AFAIK, on x86 most of the similar cases where lock_all_vcpus could
be used are handled by assuming and enforcing that userspace will
call these functions prior to first vCPU is created an/or run, thus
the need for such locking doesn't exist.
The way x86 handles something like lock_all_vcpus() is in function
sev_lock_vcpus_for_migration(), where all vCPUs from the same VM are
collapsed into a single lock key.
This works because you know that multiple vCPU mutexes are only nested
while kvm->lock is held as well.
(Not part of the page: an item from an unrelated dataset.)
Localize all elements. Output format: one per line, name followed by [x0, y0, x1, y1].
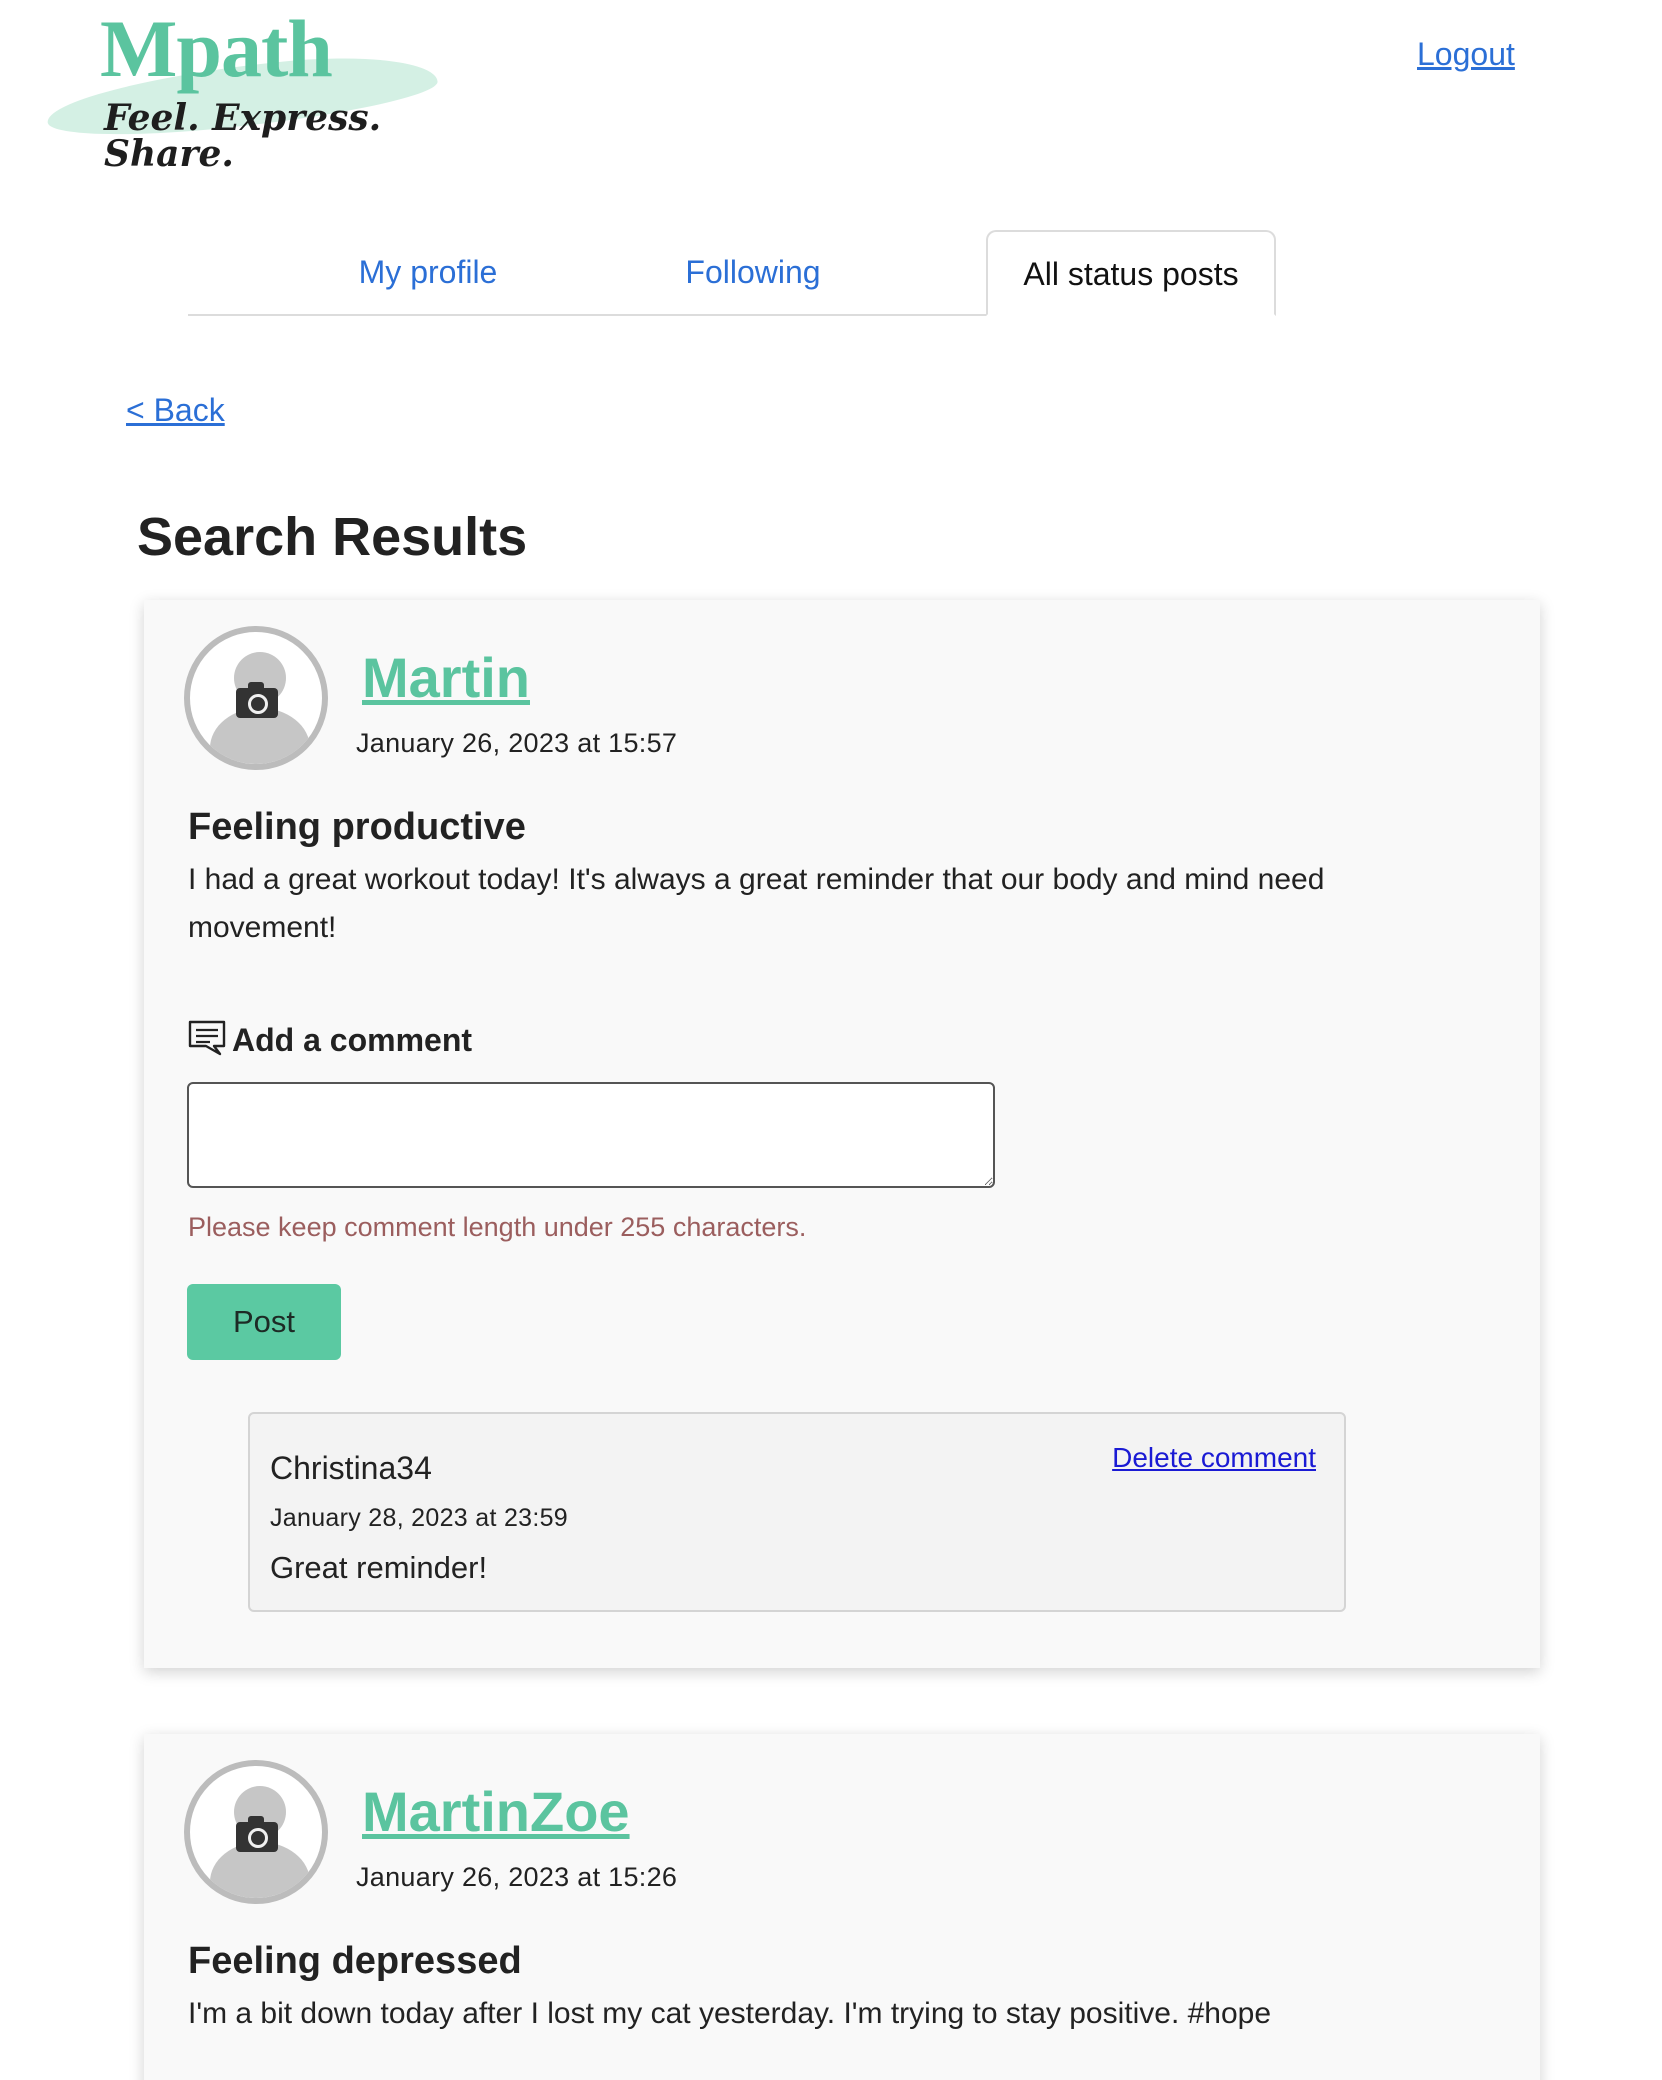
back-link[interactable]: < Back	[126, 392, 225, 429]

Since that's the case also for ARM's
lock_all_vcpus(), perhaps sev_lock_vcpus_for_migration() and
sev_unlock_vcpus_for_migration() could be moved to virt/kvm/kvm_main.c
(and renamed to kvm_{lock,unlock}_all_vcpus_nested(); with another
function that lacks the _nested suffix and hardcodes that argument to 0).
RISC-V also has a copy of lock_all_vcpus() and it also has the kvm->lock
around it thanks to kvm_ioctl_create_device(); so it can use the same
generic function, too.
Paolo
Recently x86 got a lot of cleanups to enforce this, like for example
enforce that userspace won't change CPUID after a vCPU has run.